The key players Pickett studies are retinoic acid, a substance that tells genes when and where to start making body parts, and RaldH2, a protein that helps create retinoic acid.

Normally the game works like this: RaldH2 makes retinoic acid, retinoic acid communicates to a group of genes called the Hox genes and the Hox genes tell the early, undifferentiated embryo cells what body parts they’re supposed to become.

Alcohol disrupts the game.

According to Pickett, when ethanol enters the bloodstream, it sucks up some of the proteins responsible for making retinoic acid. When the retinoic acid level drops enough, the wrong genes are activated, resulting in drastically misshapen or dead embryos, a situation Pickett describes as “a bad game of telephone.”

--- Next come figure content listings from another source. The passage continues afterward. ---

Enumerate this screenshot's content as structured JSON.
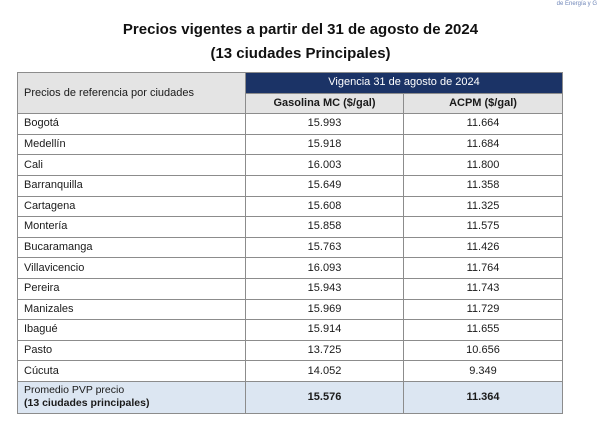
{
  "corner_text": "de Energía y G",
  "title_line1": "Precios vigentes a partir del 31 de agosto de 2024",
  "title_line2": "(13 ciudades Principales)",
  "table": {
    "ref_header": "Precios de referencia por ciudades",
    "vigencia_header": "Vigencia 31 de agosto de 2024",
    "col_gasolina": "Gasolina MC ($/gal)",
    "col_acpm": "ACPM ($/gal)",
    "rows": [
      {
        "city": "Bogotá",
        "gasolina": "15.993",
        "acpm": "11.664"
      },
      {
        "city": "Medellín",
        "gasolina": "15.918",
        "acpm": "11.684"
      },
      {
        "city": "Cali",
        "gasolina": "16.003",
        "acpm": "11.800"
      },
      {
        "city": "Barranquilla",
        "gasolina": "15.649",
        "acpm": "11.358"
      },
      {
        "city": "Cartagena",
        "gasolina": "15.608",
        "acpm": "11.325"
      },
      {
        "city": "Montería",
        "gasolina": "15.858",
        "acpm": "11.575"
      },
      {
        "city": "Bucaramanga",
        "gasolina": "15.763",
        "acpm": "11.426"
      },
      {
        "city": "Villavicencio",
        "gasolina": "16.093",
        "acpm": "11.764"
      },
      {
        "city": "Pereira",
        "gasolina": "15.943",
        "acpm": "11.743"
      },
      {
        "city": "Manizales",
        "gasolina": "15.969",
        "acpm": "11.729"
      },
      {
        "city": "Ibagué",
        "gasolina": "15.914",
        "acpm": "11.655"
      },
      {
        "city": "Pasto",
        "gasolina": "13.725",
        "acpm": "10.656"
      },
      {
        "city": "Cúcuta",
        "gasolina": "14.052",
        "acpm": "9.349"
      }
    ],
    "average": {
      "label_line1": "Promedio PVP precio",
      "label_line2": "(13 ciudades principales)",
      "gasolina": "15.576",
      "acpm": "11.364"
    }
  },
  "colors": {
    "header_navy": "#1b3366",
    "header_gray": "#e4e4e4",
    "average_row_blue": "#dce6f2"
  }
}
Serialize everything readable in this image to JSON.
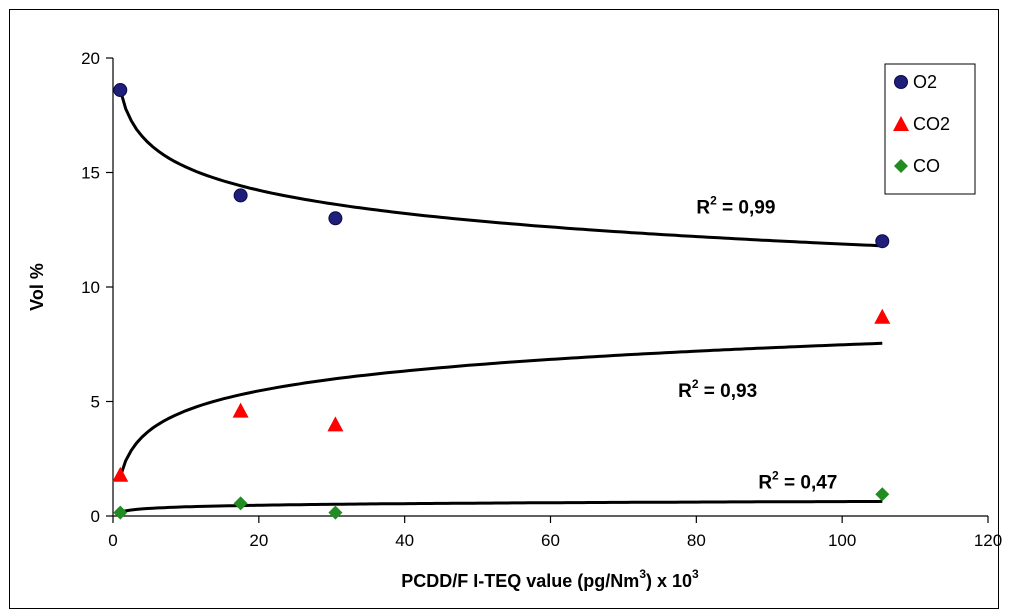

Because all this can occur before a woman misses her first period, a woman who drinks alcohol could deform her embryo before she even knows she’s pregnant.

The U.S. Surgeon General has stated that five or more drinks at a time, or seven or more drinks per week, can cause growth and learning problems, but no amount of alcohol is considered safe during pregnancy.

Pickett is using a fluorescent greenish-yellow protein to track whenever RaldH2 is activated in the zebrafish.

“We think that by understanding how this system works in fish embryos, we may gain some insight eventually into how the system goes wrong in human embryos,” Pickett said.

Yellow was one of the first colors developed for tracking, but the technology has expanded to encompass a whole spectrum now.

“We have a rainbow,” said Eric Schroeter, Pickett’s colleague who helped him bring zebrafish to Loyola. “They’ve got so many different color names they now use fruit flavors.” The different colors can be used to track different proteins and development processes.

Creating genetically modified "transgenic" animals has become common practice for biologists, especially the ones who study development and disease.

“Almost anything you want to study, if you can isolate a gene for it, you can make a transgenic animal for it,” said Lynn Doglio, who works at the Transgenic and Targeted Mutagenesis Lab at Northwestern University, which makes genetically modified mice for nearby research labs.

But the popularity of zebrafish is expanding. More than 250 laboratories in the U.S. use zebrafish, according to Michael Tsang, who studies fluorescent fish at the University of Pittsburgh. And the number is growing exponentially.

Their low cost, transparent embryos and their fast growth make zebrafish appealing to researchers.

“These guys complete nine months of our embryonic development in less than a week,” Pickett said.

However, researchers are still struggling to make the process more efficient. Doglio said of all the mouse embryos injected with DNA, a scant 1 to 3 percent may actually develop into full-grown mice and inherit the injected DNA.

“You start out with a lot and you end up with a few,” Doglio said.

Pickett said the success rate for zebrafish is even lower: a mere one-half of 1 percent. But recent advances are starting to pull the figures to 20 or even 40 percent, according to Tsang.

The National Institute of Health has guidelines for lab animals, including a requirement that universities using any species in research appoint an Institutional Animal Care and Use Committee to oversee treatment.

When it comes to following guidelines, Pickett said his lab has always erred on the side of caution. And like most scientists, he said he believes the research has great potential, at least as far as studying human development is concerned.

“We’re just never going to get compelling insight into these systems without using transgenic animals,” he said.